Substantively, it invokes “magical thinking” – that is, that something huge happens at the cutoff. E.g., with the birth weight example, a baby of 2.49 kg is treated as being very different than one of 2.51 kg, but very like one of 1.51 kg (if there is a 3rd category of “very low birth weight”). There’s no biological reason to think this happens. Substantive experts sometimes argue for cutoffs because they aid diagnosis and treatment, but this is only true if diagnosis is based on only one symptom and if treatment is dichotomous. This may sometimes be the case, but it is rare. Neonates are not diagnosed based solely on weight (there is also APGAR score, length of pregnancy and other factors) and treatment is not dichotomous. It is true that a baby will either be in intensive care or not. But, even if not in the NICU, hospital staff can be informed that a baby is at some risk. Babies can stay longer (or shorter) times in the hospital. New parents can be given varied advice, and so on.

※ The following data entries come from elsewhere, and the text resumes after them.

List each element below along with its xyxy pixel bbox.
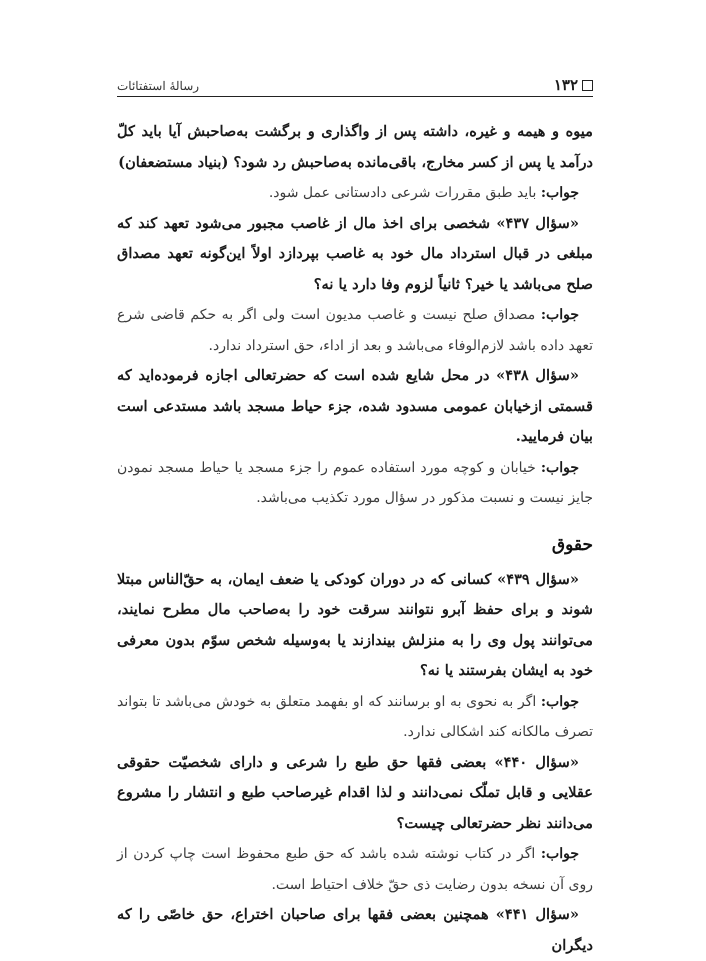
question-paragraph: «سؤال ۴۳۷» شخصی برای اخذ مال از غاصب مجبور می‌شود تعهد کند که مبلغی در قبال استرداد مال خود به غاصب بپردازد اولاً این‌گونه تعهد مصداق صلح می‌باشد یا خیر؟ ثانیاً لزوم وفا دارد یا نه؟	[117, 214, 593, 293]
question-paragraph: «سؤال ۴۳۸» در محل شایع شده است که حضرتعالی اجازه فرموده‌اید که قسمتی ازخیابان عمومی مسدود شده، جزء حیاط مسجد باشد مستدعی است بیان فرمایید.	[117, 367, 593, 445]
answer-label: جواب:	[540, 307, 579, 323]
page-number-text: ۱۳۲	[553, 76, 578, 94]
answer-paragraph	[117, 687, 593, 748]
answer-paragraph	[117, 839, 593, 900]
answer-paragraph	[117, 300, 593, 361]
running-title: رسالهٔ استفتائات	[117, 79, 200, 93]
answer-text: باید طبق مقررات شرعی دادستانی عمل شود.	[268, 185, 541, 201]
body-text	[117, 117, 593, 961]
answer-label: جواب:	[540, 459, 579, 476]
question-paragraph: «سؤال ۴۴۱» همچنین بعضی فقها برای صاحبان اختراع، حق خاصّی را که دیگران	[117, 906, 593, 954]
answer-label: جواب:	[540, 185, 579, 201]
square-bullet-icon	[582, 80, 593, 91]
page-header	[117, 66, 593, 97]
question-paragraph: «سؤال ۴۳۹» کسانی که در دوران کودکی یا ضعف ایمان، به حقّ‌الناس مبتلا شوند و برای حفظ آبرو نتوانند سرقت خود را به‌صاحب مال مطرح نمایند، می‌توانند پول وی را به منزلش بیندازند یا به‌وسیله شخص سوّم بدون معرفی خود به ایشان بفرستند یا نه؟	[117, 570, 593, 679]
question-paragraph: «سؤال ۴۴۰» بعضی فقها حق طبع را شرعی و دارای شخصیّت حقوقی عقلایی و قابل تملّک نمی‌دانند و لذا اقدام غیرصاحب طبع و انتشار را مشروع می‌دانند نظر حضرتعالی چیست؟	[117, 753, 593, 832]
answer-label: جواب:	[540, 693, 579, 710]
page-number	[554, 76, 593, 94]
answer-text: خیابان و کوچه مورد استفاده عموم را جزء مسجد یا حیاط مسجد نمودن جایز نیست و نسبت مذکور در سؤال مورد تکذیب می‌باشد.	[117, 459, 593, 506]
question-paragraph: میوه و هیمه و غیره، داشته پس از واگذاری و برگشت به‌صاحبش آیا باید کلّ درآمد یا پس از کسر مخارج، باقی‌مانده به‌صاحبش رد شود؟ (بنیاد مستضعفان)	[117, 123, 593, 171]
answer-paragraph	[117, 453, 593, 514]
answer-text: اگر در کتاب نوشته شده باشد که حق طبع محفوظ است چاپ کردن از روی آن نسخه بدون رضایت ذی حقّ خلاف احتیاط است.	[117, 846, 593, 893]
answer-text: مصداق صلح نیست و غاصب مدیون است ولی اگر به حکم قاضی شرع تعهد داده باشد لازم‌الوفاء می‌باشد و بعد از اداء، حق استرداد ندارد.	[117, 307, 593, 354]
answer-text: اگر به نحوی به او برسانند که او بفهمد متعلق به خودش می‌باشد تا بتواند تصرف مالکانه کند اشکالی ندارد.	[117, 693, 593, 740]
answer-label: جواب:	[540, 846, 580, 862]
section-heading: حقوق	[551, 534, 593, 555]
answer-paragraph	[117, 178, 593, 209]
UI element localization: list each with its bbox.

Another example is depression. We can diagnose depression based on psychological tests such as the Beck Depression Inventory. But categorizing people still doesn’t make that much sense. People range on depression along a continuum. Treatment also varies. Neither psychotherapy nor drug treatment are dichotomous. Therapy can be more or less frequent. Dosages of drugs can be higher or lower. Nor should we diagnose depression based solely on the scores on one test – not when other symptoms are available.
So, does categorization ever make sense? Yes. There may be some situations where treatment really is dichotomous (although it is surprisingly difficult to think of them). In addition, sometimes there really is a big gap. For example, if looking at consumption of alcohol among teens and young adults, the age where drinking becomes legal would be key. Even here, though, there may be better models, such as spline regression.
Themocracy
I totally agree with your conclusion. I wrote a similar blog ’9. Dichotomization as the Devil’s Tool’ at http://www.AllenFleishmanBiostatistics. In it, I pointed out that at the BEST, one would need to increase N by at least 60% to compensate for the loss of information. Under more realistic assumptions (i.e., not dichotomization at the median) the N would need to increase by a factor of 4.
Another consideration is that dichotomized data assumes very large N. Finally, many common design elements (covariates, strata, interactions) are not easily tested by analyses of dichotomous data.
Thanks Allen. I will check out your blog.